Monoton bir yaşamda düzenin getirdiklerini yapmak sorumluluk, bir aidiyet gerektirir. Bu demek değildir ki topluma yapışık kalmak istemeyenler ne aittir ne de sorumludur. Ancak toplum uyuşturmada öncüdür. ‘’Yalnızlık’’ da bahsedildiği üzere, ’’Hata üstüne hata, yama üstüne yama yapıyoruz ve en iyi erdemimiz yersiz ve önlenebilir bir sefalete yol açıyor.’’
Belirli derecede özgürlük düşüncesi olan insan tabuları yıkmak için zorlanmaz. Etrafını sorgulamaya başlar. Ağaçları, ailesini, geleneği, yasayı ve hatta Tanrı’yı. İpler bu noktada kopar. Eğer bir dine münasip olsaydık yaşamın yani yaradılışın bir sebebi olduğunu görürdük. Ancak sorgulama girdiği zaman akılcı bir tarafta inceler isek, oluşumun hiçbir anlamı yoktur. Bu ki insanın en büyük boşluğu…
Bu soruları önemsemeyen insan, temel döngüyü devam ettirmek için gerekli kişidir. Elbet gelişim hayata bir anlam ve istek katar. Sevgi de kaçış yollarından birisidir. Öncü olacağını sananlar, bu koşturmayı motive ederek anlamsızlığı alacağı kanısındalar. Sevgilileri bitince de üzülürler.
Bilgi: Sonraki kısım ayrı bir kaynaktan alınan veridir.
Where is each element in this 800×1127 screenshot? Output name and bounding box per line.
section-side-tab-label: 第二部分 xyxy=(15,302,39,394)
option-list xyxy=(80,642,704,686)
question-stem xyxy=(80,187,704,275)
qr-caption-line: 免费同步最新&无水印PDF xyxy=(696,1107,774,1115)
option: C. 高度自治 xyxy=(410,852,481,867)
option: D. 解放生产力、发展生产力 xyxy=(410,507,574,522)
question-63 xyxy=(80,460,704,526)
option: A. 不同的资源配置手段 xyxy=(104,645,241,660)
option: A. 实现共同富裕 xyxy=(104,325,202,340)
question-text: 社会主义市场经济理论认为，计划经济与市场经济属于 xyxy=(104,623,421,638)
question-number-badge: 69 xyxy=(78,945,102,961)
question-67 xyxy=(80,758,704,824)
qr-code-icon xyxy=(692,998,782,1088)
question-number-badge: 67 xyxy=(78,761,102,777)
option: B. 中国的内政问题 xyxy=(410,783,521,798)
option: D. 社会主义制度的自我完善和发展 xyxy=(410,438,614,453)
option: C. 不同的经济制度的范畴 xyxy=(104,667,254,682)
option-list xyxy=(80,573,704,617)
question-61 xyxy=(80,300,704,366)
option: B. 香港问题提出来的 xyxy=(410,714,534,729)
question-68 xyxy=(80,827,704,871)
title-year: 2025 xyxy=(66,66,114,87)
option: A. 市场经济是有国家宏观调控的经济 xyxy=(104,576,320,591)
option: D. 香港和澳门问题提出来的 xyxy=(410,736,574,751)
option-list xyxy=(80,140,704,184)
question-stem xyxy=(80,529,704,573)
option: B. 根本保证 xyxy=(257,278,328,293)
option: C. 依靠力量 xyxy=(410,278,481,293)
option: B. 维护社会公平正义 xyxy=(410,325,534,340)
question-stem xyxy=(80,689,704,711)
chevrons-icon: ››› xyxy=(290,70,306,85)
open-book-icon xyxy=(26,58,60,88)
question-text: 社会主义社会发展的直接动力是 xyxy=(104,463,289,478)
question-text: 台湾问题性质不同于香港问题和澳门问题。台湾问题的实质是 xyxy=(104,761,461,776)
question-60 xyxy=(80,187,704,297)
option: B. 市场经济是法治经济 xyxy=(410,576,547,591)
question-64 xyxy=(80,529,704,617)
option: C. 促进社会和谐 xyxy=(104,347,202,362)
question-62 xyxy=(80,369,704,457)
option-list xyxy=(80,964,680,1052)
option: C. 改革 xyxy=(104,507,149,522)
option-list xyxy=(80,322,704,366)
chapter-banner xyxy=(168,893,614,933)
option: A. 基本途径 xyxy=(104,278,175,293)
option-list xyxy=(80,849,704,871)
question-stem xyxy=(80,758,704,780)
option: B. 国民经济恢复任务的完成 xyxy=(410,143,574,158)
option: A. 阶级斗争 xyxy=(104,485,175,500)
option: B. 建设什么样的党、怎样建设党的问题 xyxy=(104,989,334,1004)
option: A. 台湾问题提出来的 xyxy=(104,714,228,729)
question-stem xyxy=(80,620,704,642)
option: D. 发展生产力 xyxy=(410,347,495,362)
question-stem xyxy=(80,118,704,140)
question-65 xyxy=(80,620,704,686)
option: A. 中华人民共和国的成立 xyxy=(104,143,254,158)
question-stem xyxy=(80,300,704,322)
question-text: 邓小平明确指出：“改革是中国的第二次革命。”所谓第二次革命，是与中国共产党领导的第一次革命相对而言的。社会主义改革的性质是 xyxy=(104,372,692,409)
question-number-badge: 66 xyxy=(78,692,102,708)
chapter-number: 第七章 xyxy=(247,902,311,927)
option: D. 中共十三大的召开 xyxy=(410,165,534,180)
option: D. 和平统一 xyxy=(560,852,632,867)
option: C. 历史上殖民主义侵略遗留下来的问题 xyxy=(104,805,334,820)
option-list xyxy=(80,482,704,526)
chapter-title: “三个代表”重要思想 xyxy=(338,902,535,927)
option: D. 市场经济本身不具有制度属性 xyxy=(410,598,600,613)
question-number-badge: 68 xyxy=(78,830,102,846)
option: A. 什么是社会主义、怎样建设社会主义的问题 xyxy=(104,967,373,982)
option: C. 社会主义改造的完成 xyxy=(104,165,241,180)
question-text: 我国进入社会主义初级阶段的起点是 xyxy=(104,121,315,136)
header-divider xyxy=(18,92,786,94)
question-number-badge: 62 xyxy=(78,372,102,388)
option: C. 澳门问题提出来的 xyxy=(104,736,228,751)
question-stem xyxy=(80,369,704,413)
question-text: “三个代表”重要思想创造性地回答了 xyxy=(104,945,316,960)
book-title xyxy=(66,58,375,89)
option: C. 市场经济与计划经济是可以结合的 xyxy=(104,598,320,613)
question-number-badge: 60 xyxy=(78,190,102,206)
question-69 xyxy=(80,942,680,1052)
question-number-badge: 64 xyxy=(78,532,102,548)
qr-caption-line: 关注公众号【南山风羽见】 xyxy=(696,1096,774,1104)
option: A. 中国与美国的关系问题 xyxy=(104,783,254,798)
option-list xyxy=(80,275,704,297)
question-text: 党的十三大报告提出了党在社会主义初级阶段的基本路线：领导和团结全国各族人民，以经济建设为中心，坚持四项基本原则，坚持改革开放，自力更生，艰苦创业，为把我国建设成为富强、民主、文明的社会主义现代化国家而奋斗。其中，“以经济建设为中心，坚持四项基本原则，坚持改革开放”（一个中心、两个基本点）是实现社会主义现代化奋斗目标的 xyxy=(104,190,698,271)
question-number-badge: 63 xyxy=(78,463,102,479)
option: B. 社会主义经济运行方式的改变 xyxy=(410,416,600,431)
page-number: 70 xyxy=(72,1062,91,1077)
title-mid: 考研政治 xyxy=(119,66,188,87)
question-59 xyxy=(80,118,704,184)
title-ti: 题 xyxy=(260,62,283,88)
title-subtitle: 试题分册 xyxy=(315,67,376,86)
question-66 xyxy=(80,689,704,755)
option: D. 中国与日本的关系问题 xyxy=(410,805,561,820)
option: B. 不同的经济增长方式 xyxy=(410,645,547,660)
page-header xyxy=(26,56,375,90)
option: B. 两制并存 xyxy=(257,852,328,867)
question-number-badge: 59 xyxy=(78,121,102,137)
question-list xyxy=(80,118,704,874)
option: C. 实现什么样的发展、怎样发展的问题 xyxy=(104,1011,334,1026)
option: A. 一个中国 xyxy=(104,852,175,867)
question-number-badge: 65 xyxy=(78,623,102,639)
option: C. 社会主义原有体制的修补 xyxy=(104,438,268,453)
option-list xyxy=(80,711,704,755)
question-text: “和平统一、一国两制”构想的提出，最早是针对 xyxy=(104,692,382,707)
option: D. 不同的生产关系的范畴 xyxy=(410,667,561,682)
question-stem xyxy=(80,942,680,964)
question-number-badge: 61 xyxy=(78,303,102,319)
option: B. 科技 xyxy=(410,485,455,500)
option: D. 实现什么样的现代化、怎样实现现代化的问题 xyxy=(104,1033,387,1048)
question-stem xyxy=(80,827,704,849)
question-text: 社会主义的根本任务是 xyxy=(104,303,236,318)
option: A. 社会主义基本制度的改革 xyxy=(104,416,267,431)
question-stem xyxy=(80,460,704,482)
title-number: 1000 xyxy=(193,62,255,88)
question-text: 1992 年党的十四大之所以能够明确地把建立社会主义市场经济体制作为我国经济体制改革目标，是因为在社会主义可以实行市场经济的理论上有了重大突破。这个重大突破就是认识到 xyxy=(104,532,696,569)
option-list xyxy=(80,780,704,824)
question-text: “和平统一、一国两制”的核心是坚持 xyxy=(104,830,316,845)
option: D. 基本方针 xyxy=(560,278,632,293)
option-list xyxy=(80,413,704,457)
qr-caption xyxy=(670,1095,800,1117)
‘’Madem bu dünya bile yok olacak bir gün Sevginin bitmesine insan neden üzülsün?’’ diye yazmış Shakspeare en acımasız romantizmi ile.
Zaten her şeyin sonu olduğu bilinci ya da bilimsel teorem bu temeli yıkar ve bir bataklık misali zamanın içinde yavaş bir şekilde batmaya başlarız. Elbette bunun bir sınama olduğunu ya da insanlığın bir uygarlık olduğunu, insanlık olmadığı taktirde başka türlerin olacağı söylenebilir. Akıl ermez misali bu sorular ufkumuzun sınırı gibi.
Doğrusu şu ki yaşamın ölümle yitmeyecek bir anlamı yoktur. İnsan bu yaşama isteği doğrultusunda başlamaz ve isteği doğrultusunda veda etmez.
Yaşam dediğimiz şey pişman olduklarımız ve pişman olacağımız olaylar örgüsünde işler ve eminim ki keşke demeden uyanmadığımız tek gün yaşamın olmadığı gün olacaktır.